Scanning of hydrogen bonds dynamics in hydrated fibrous proteins by dielectric spectroscopies

In this study, the combination of both thermal analysis and dielectric techniques were showed to be useful to characterize a biopolymer in the hydrated state. The "filling" of the hydration shell of elastin is followed by DSC. The first hydration shell is completely "full" for 1.2-1.3 molecules of water bound to one elastin residue, when only non-freezable water covers the shell of the protein. Localized motions (at the nanometric scale), undetectable by DSC, that occur at low temperature can be observed by the combined use of DDS and TSDC. These results on hydrated elastin are a basis to help to the question- How the solvent influences the protein dynamics which still remains largely unanswered.
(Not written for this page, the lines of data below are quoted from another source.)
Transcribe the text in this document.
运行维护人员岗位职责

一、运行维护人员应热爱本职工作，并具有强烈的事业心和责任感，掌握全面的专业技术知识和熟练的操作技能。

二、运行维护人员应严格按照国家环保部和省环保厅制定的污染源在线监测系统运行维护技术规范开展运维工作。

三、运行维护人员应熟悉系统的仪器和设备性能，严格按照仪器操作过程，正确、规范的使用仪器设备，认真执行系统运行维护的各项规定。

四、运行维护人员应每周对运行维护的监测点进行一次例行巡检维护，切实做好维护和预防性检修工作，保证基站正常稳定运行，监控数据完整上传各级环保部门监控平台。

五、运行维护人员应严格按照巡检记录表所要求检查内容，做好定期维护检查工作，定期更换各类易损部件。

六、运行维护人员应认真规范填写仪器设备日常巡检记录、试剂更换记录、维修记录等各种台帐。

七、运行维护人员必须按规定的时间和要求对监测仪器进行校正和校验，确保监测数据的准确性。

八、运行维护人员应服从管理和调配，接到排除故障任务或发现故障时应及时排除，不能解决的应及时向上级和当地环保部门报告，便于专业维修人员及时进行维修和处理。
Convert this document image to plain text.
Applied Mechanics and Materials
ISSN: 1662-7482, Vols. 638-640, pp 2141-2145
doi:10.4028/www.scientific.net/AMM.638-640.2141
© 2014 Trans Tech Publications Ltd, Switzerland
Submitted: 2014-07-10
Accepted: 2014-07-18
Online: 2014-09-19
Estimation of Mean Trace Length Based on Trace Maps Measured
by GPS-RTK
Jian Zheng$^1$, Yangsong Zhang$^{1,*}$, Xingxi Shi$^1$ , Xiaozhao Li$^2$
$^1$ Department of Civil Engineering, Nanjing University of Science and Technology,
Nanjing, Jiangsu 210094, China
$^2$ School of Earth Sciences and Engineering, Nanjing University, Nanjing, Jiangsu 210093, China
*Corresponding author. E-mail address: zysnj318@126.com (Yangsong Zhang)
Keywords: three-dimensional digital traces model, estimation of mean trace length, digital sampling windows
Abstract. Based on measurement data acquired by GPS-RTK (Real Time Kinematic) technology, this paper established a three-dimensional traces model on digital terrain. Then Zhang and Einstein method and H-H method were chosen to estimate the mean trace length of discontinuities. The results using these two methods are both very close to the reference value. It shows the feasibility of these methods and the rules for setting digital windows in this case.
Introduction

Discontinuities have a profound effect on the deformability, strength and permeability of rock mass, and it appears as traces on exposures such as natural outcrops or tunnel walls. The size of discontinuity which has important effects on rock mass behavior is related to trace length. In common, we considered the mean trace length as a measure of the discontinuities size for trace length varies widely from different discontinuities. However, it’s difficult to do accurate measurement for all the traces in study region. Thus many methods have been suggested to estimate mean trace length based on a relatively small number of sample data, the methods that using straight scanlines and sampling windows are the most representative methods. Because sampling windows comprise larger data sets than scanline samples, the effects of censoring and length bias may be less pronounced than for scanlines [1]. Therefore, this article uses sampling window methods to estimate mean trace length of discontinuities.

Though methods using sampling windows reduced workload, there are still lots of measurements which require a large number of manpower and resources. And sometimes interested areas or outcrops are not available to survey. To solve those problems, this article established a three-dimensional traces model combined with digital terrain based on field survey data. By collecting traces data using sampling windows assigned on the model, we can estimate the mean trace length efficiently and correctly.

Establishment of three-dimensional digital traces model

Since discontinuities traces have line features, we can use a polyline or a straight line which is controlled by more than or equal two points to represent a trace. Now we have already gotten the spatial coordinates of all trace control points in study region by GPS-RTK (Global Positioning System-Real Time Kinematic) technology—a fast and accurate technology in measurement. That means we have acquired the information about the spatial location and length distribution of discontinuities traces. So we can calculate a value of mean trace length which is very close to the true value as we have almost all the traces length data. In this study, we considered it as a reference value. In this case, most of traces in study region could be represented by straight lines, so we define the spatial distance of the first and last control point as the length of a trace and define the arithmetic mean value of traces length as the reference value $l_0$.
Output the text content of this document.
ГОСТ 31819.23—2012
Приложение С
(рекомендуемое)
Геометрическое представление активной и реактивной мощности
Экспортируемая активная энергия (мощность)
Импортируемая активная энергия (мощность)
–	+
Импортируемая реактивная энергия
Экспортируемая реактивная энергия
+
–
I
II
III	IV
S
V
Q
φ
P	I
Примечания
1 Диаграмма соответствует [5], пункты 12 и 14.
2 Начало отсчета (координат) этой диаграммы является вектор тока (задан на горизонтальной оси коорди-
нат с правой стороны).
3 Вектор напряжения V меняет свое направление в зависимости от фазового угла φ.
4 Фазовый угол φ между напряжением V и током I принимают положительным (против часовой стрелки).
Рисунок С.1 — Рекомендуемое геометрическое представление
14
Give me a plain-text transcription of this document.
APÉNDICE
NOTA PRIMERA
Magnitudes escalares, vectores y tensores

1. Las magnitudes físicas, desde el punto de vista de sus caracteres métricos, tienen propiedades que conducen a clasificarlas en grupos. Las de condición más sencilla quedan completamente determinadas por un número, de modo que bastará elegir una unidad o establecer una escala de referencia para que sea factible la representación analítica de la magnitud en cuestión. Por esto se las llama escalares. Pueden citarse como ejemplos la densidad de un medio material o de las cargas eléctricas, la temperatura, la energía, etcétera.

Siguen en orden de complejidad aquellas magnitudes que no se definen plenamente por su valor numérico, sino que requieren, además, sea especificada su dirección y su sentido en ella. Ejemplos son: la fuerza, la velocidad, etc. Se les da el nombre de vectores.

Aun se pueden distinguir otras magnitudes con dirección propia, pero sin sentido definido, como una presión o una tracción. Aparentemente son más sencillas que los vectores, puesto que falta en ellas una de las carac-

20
Moreover, our experimental data could be useful for the assessment of starting conditions in molecular dynamics simulations: simulation on long polypeptide sequences of elastin could be launched with a small hydration level, typically 10%, corresponding to detectable localized reorientations of the complex water/residues in dielectric spectroscopies. At the present time we scanned the different kinds of mobility of hydrated elastin in the frozen state; the next step of the study will be performed at physiological temperature to follow the dynamics of hydrogen bonds network and protein, and to test in this case the two state model implying the dynamic exchange between bound and free water molecules.